One section of the plan calls for “immediate action … to require organized power markets to value fuel security, fuel diversity and ancillary services that only baseload generating assets, especially coal plants, can provide,” according to In These Times.
The DOE NOPR says “immediate action is necessary to ensure fair compensation in order to stop the imminent loss of generators with on-site fuel supplies, and thereby preserve the benefits of generation diversity.”
Murray had referenced the document in an Oct. 11 episode of PBS’s “Frontline,” “War on the EPA.”
“I gave Mr. Trump what I called an ‘action plan’ very early,” said Murray, whose company’s political action committee donated $100,000 to President Trump’s campaign last year, according to the Federal Election Commission. “It’s about three-and-a-half pages … of what he needed to do in his administration. He’s wiped out page 1,” which apparently included repealing the Clean Power Plan.
Several other officials are portrayed in the photos: Perry’s chief of staff, former Edison Electric Institute Vice President for External Affairs Brian McCormack, is pictured shaking hands with Murray. Also seen is Andrew Wheeler, at the time a registered lobbyist for Murray Energy, now Trump’s nominee for EPA deputy administrator.
At his confirmation hearing in early November, Wheeler testified to the Senate Environment and Public Works Committee that he had only briefly seen the document. Sen. Sheldon Whitehouse (D-R.I.) has called for its release. Wheeler has cleared the committee, and his nomination is pending a vote by the full Senate.
DOE did not dispute the authenticity of the photos. “Industry stakeholders visit the Department of Energy on a daily basis,” a department spokeswoman told Politico.

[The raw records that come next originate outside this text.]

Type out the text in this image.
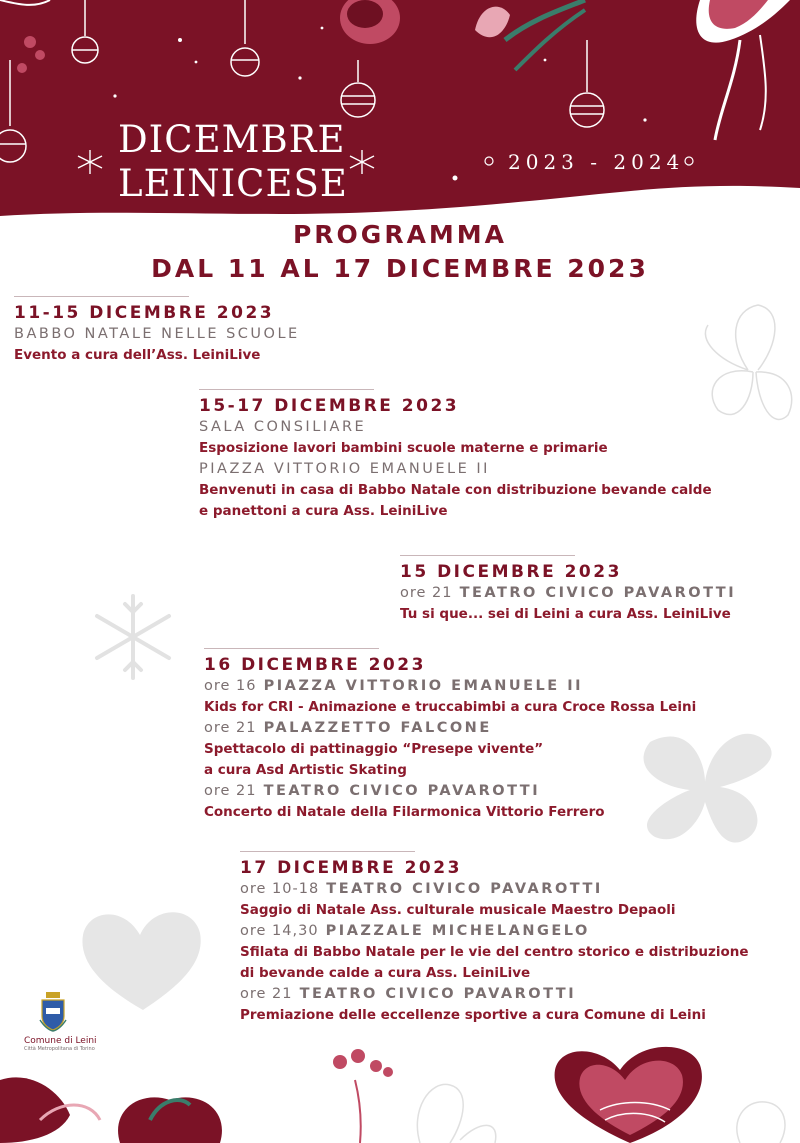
DICEMBRE
LEINICESE	2023 - 2024
PROGRAMMA
DAL 11 AL 17 DICEMBRE 2023
Comune di Leini
Città Metropolitana di Torino
11-15 DICEMBRE 2023
BABBO NATALE NELLE SCUOLE
Evento a cura dell’Ass. LeiniLive
15-17 DICEMBRE 2023
SALA CONSILIARE
Esposizione lavori bambini scuole materne e primarie
PIAZZA VITTORIO EMANUELE II
Benvenuti in casa di Babbo Natale con distribuzione bevande calde
e panettoni a cura Ass. LeiniLive
15 DICEMBRE 2023
ore 21 TEATRO CIVICO PAVAROTTI
Tu si que... sei di Leini a cura Ass. LeiniLive
16 DICEMBRE 2023
ore 16 PIAZZA VITTORIO EMANUELE II
Kids for CRI - Animazione e truccabimbi a cura Croce Rossa Leini
ore 21 PALAZZETTO FALCONE
Spettacolo di pattinaggio “Presepe vivente”
a cura Asd Artistic Skating
ore 21 TEATRO CIVICO PAVAROTTI
Concerto di Natale della Filarmonica Vittorio Ferrero
17 DICEMBRE 2023
ore 10-18 TEATRO CIVICO PAVAROTTI
Saggio di Natale Ass. culturale musicale Maestro Depaoli
ore 14,30 PIAZZALE MICHELANGELO
Sfilata di Babbo Natale per le vie del centro storico e distribuzione
di bevande calde a cura Ass. LeiniLive
ore 21 TEATRO CIVICO PAVAROTTI
Premiazione delle eccellenze sportive a cura Comune di Leini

The March 29 meeting at DOE headquarters occurred just weeks after Perry was sworn in as secretary, and weeks before he would order a study on the effect of federal policies on the reliability of the grid.
Later in July, according to a letter from Murray to Trump obtained by the Associated Press, Murray met with the president and Perry in Youngstown, Ohio, where he asked that the secretary declare an emergency on the grid under Section 202(c) of the Federal Power Act in order to protect coal-fired plants owned by FirstEnergy, Murray’s biggest customer.
Trump was receptive to the proposal and, according to Murray, told Perry three times that “I want this done.” On Aug. 3, Murray again met with the president, along with FirstEnergy CEO Charles Jones, in Huntington, W.Va., where Trump told personal aide John D. McEntee III to tell Gary Cohn, director of the White House’s National Economic Council, “to do whatever these two want him to do.”
Perry, however, rejected the emergency order, the AP reported on Aug. 22. The next day, the department released its grid study. And a month later, Perry issued his NOPR, ordering FERC to consider fully compensating plants with a 90-day supply of on-site fuel their operating costs. (See Perry Orders FERC Rescue of Nukes, Coal.)
On Friday, Perry reluctantly agreed to FERC Chairman Kevin McIntyre’s request to delay action on the NOPR for 30 days. (See McIntyre Takes FERC Chair; Wins Delay on NOPR.)